Singing up for Databricks
Databricks is the commercial version of Apache Spark, and provides a handy web-based interface to create and manage clusters, start a notebook, and use Python code without any administration overhead. Better yet, they have a community edition we're going to be able to use for free.
So the first thing to do is go to databricks.com and signing up for a community account. Once you confirm your email address, you can log into the control plane by going to community.cloud.databricks.com and logging in with the account you just created. You should see the following screen:
Creating a cluster
The idea behind a modern data workflow, is that the data is separated from the compute. So the next step will be to create a cluster in order to run code on the data we're going to be accessing. So click on the Clusters link on the left side, and then create a cluster. You can give it a name and click on Create. With the community edition, you don't have access to a lot of the additional options, but for now keeping everything as default is fine.
Creating a notebook
A notebook is basically where you can run all of your code. It can run multiple languages like R, Scala, SQL, but by default it runs Python. So go back to the main page by clicking on the home icon at the top of the menu, then click on New Notebook, and give it a name. You should see a brand new notebook:
Your notebook has to be attached to a cluster for code to run on. So make sure your newly created cluster is selected in the dropdown menu, next to the green dot. To test it out, write the following in the first cell and press the play button to run it:
print("Hello World")
If all went well, you should see a new output with the string Hello World in it.
Loading data
For convenience, we've provided the dataset we need as a CSV file in an S3 bucket. So in order to load the data into Spark, you can use the following code. It will simply connect to S3, read the CSV file, and load it into a dataframe, which is the most common data structure used in data engineering:
df = spark.read.format("csv").option("inferSchema", "true").option("header", "true").load("s3a://dendory-data/cneos_closeapproach_data.csv")

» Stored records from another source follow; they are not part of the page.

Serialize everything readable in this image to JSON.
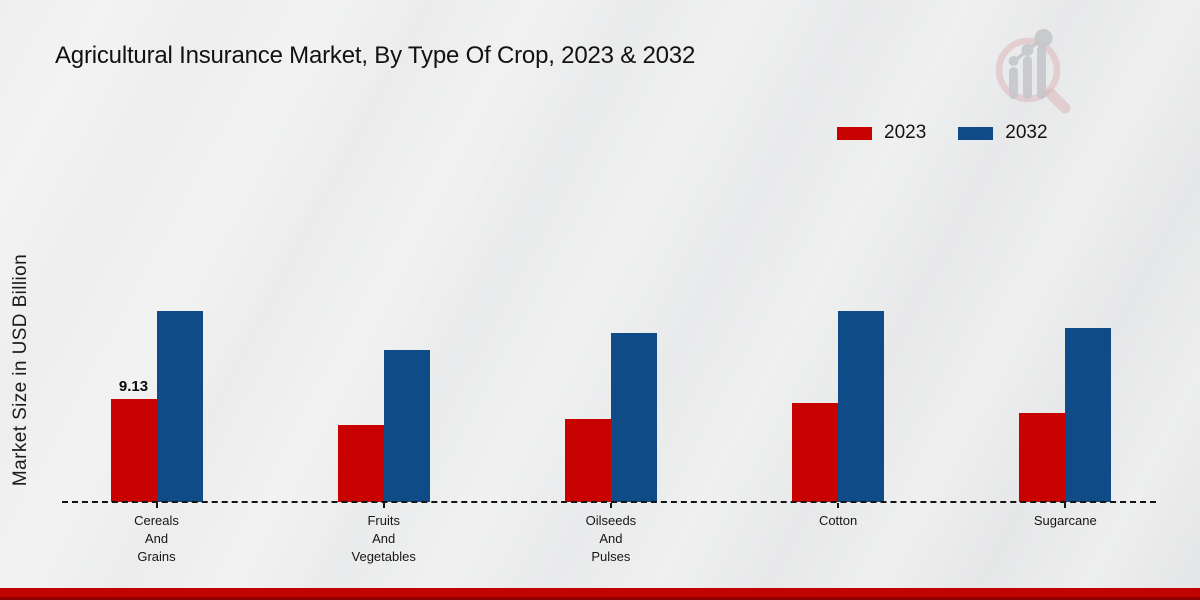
{
  "page": {
    "title": "Agricultural Insurance Market, By Type Of Crop, 2023 & 2032",
    "ylabel": "Market Size in USD Billion"
  },
  "colors": {
    "series_2023": "#c80101",
    "series_2032": "#0f4c87",
    "footer_bar": "#c00404",
    "baseline": "#141414",
    "background": "#e9eaeb"
  },
  "watermark_icon": "magnifier-bar-chart-logo",
  "chart_data": {
    "type": "bar",
    "title": "Agricultural Insurance Market, By Type Of Crop, 2023 & 2032",
    "ylabel": "Market Size in USD Billion",
    "xlabel": "",
    "categories": [
      "Cereals And Grains",
      "Fruits And Vegetables",
      "Oilseeds And Pulses",
      "Cotton",
      "Sugarcane"
    ],
    "category_lines": [
      [
        "Cereals",
        "And",
        "Grains"
      ],
      [
        "Fruits",
        "And",
        "Vegetables"
      ],
      [
        "Oilseeds",
        "And",
        "Pulses"
      ],
      [
        "Cotton"
      ],
      [
        "Sugarcane"
      ]
    ],
    "series": [
      {
        "name": "2023",
        "color": "#c80101",
        "values": [
          9.13,
          6.8,
          7.4,
          8.8,
          7.9
        ]
      },
      {
        "name": "2032",
        "color": "#0f4c87",
        "values": [
          16.9,
          13.5,
          15.0,
          16.9,
          15.4
        ]
      }
    ],
    "bar_labels": [
      {
        "series_index": 0,
        "category_index": 0,
        "text": "9.13"
      }
    ],
    "ylim": [
      0,
      20
    ],
    "grid": false,
    "baseline_style": "dashed",
    "legend_position": "top-right"
  }
}
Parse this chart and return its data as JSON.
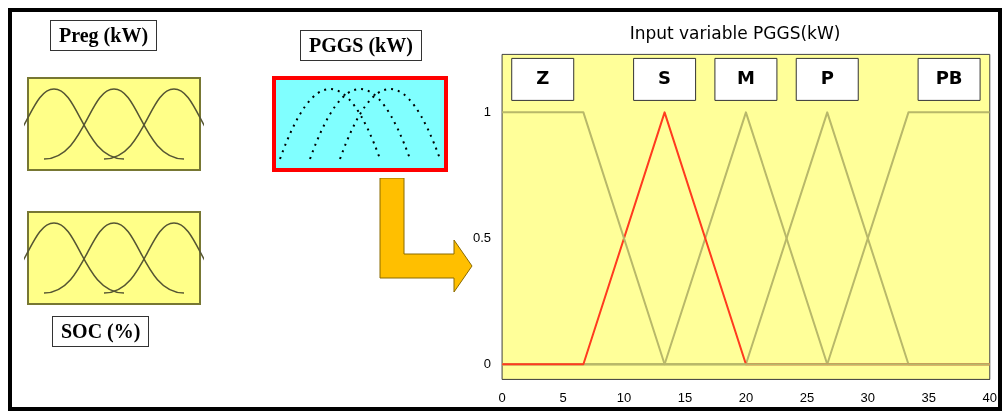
{
  "chart_data": {
    "type": "line",
    "title": "Input variable PGGS(kW)",
    "annotations": [
      "Preg (kW)",
      "SOC (%)",
      "PGGS (kW)"
    ],
    "series": [
      {
        "name": "Z",
        "color": "#b8b86a",
        "x": [
          0,
          6.67,
          13.33,
          40
        ],
        "values": [
          1,
          1,
          0,
          0
        ]
      },
      {
        "name": "S",
        "color": "#ff3b1f",
        "x": [
          0,
          6.67,
          13.33,
          20,
          40
        ],
        "values": [
          0,
          0,
          1,
          0,
          0
        ]
      },
      {
        "name": "M",
        "color": "#b8b86a",
        "x": [
          0,
          13.33,
          20,
          26.67,
          40
        ],
        "values": [
          0,
          0,
          1,
          0,
          0
        ]
      },
      {
        "name": "P",
        "color": "#b8b86a",
        "x": [
          0,
          20,
          26.67,
          33.33,
          40
        ],
        "values": [
          0,
          0,
          1,
          0,
          0
        ]
      },
      {
        "name": "PB",
        "color": "#b8b86a",
        "x": [
          0,
          26.67,
          33.33,
          40
        ],
        "values": [
          0,
          0,
          1,
          1
        ]
      }
    ],
    "xlim": [
      0,
      40
    ],
    "xticks": [
      0,
      5,
      10,
      15,
      20,
      25,
      30,
      35,
      40
    ],
    "ylim": [
      -0.06,
      1.23
    ],
    "yticks": [
      0,
      0.5,
      1
    ],
    "grid": false,
    "marker": "none",
    "line_style": "solid"
  }
}
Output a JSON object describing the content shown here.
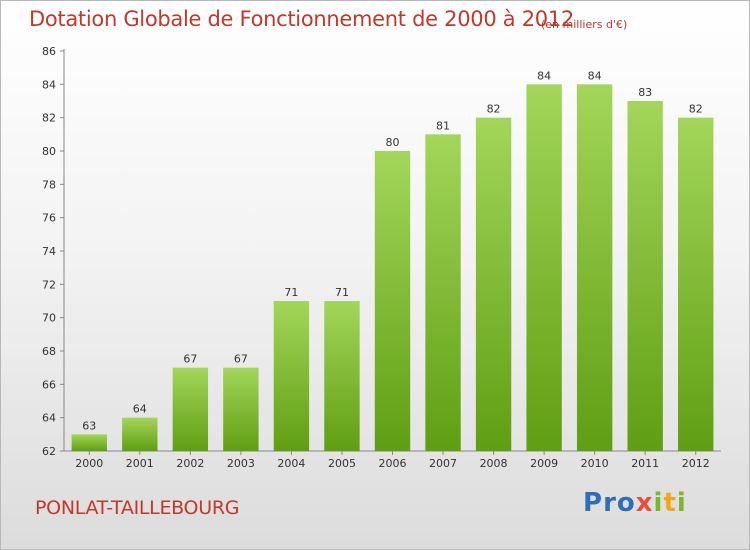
{
  "header": {
    "title": "Dotation Globale de Fonctionnement de 2000 à 2012",
    "unit": "(en milliers d'€)"
  },
  "footer": {
    "town": "PONLAT-TAILLEBOURG",
    "logo_letters": [
      "P",
      "r",
      "o",
      "x",
      "i",
      "t",
      "i"
    ]
  },
  "colors": {
    "bar_light": "#a3d65a",
    "bar_dark": "#5f9e12",
    "text_red": "#c0392b",
    "logo": [
      "#2f6db5",
      "#2f6db5",
      "#2f6db5",
      "#e94b3c",
      "#7ab72e",
      "#f2a71b",
      "#7ab72e"
    ]
  },
  "chart_data": {
    "type": "bar",
    "title": "Dotation Globale de Fonctionnement de 2000 à 2012",
    "xlabel": "",
    "ylabel": "",
    "categories": [
      "2000",
      "2001",
      "2002",
      "2003",
      "2004",
      "2005",
      "2006",
      "2007",
      "2008",
      "2009",
      "2010",
      "2011",
      "2012"
    ],
    "values": [
      63,
      64,
      67,
      67,
      71,
      71,
      80,
      81,
      82,
      84,
      84,
      83,
      82
    ],
    "ylim": [
      62,
      86
    ],
    "yticks": [
      62,
      64,
      66,
      68,
      70,
      72,
      74,
      76,
      78,
      80,
      82,
      84,
      86
    ],
    "grid": false,
    "legend": "none"
  }
}
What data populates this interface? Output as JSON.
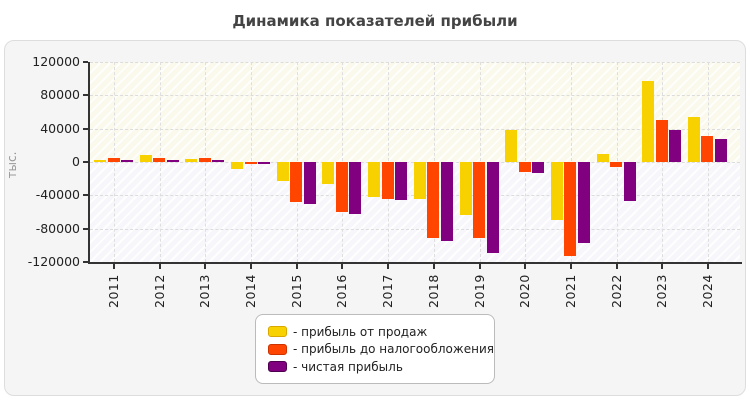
{
  "chart_data": {
    "type": "bar",
    "title": "Динамика показателей прибыли",
    "ylabel": "тыс.",
    "xlabel": "",
    "categories": [
      "2011",
      "2012",
      "2013",
      "2014",
      "2015",
      "2016",
      "2017",
      "2018",
      "2019",
      "2020",
      "2021",
      "2022",
      "2023",
      "2024"
    ],
    "series": [
      {
        "name": "прибыль от продаж",
        "color": "#f8d200",
        "border": "#d9a800",
        "values": [
          2500,
          8000,
          3500,
          -8500,
          -22500,
          -26500,
          -42500,
          -44500,
          -63500,
          39000,
          -70000,
          9500,
          97000,
          54000
        ]
      },
      {
        "name": "прибыль до налогообложения",
        "color": "#ff4500",
        "border": "#cc3300",
        "values": [
          4500,
          4500,
          5000,
          -2000,
          -48500,
          -60500,
          -44000,
          -91500,
          -91500,
          -12500,
          -113000,
          -6000,
          50500,
          31000
        ]
      },
      {
        "name": "чистая прибыль",
        "color": "#800080",
        "border": "#4d004d",
        "values": [
          2000,
          2000,
          2000,
          -2500,
          -50000,
          -62000,
          -45500,
          -94500,
          -109000,
          -13000,
          -97000,
          -47000,
          38000,
          28000
        ]
      }
    ],
    "ylim": [
      -120000,
      120000
    ],
    "y_ticks": [
      120000,
      80000,
      40000,
      0,
      -40000,
      -80000,
      -120000
    ],
    "legend_prefix": "- ",
    "grid": "dashed",
    "legend_position": "bottom-center",
    "colors": {
      "title": "#444444",
      "axis": "#333333",
      "tick_label": "#222222",
      "ylabel_text": "#999999"
    }
  }
}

If all goes well, Databricks will load the data and assign the proper headers and data types for each column. If you look at the screenshot, you can see that the date column was assigned to a string, while the velocity columns were assigned to a double.
Displaying basic information
To start with, we can display some basic information such as the number of rows in our dataset with:
df.count()
We can also see a sample of the data, for example the first 5 rows, with:
display(df.limit(5))
As you can see, the dataset contains 26,559 entries, and each entries has information such as the date, name, size of the object, how close it's going to come, and so on.
You can refer to the Apache Spark documentation for all the transformation functions available, but you should be able to analyze your data in any way that fits your use case.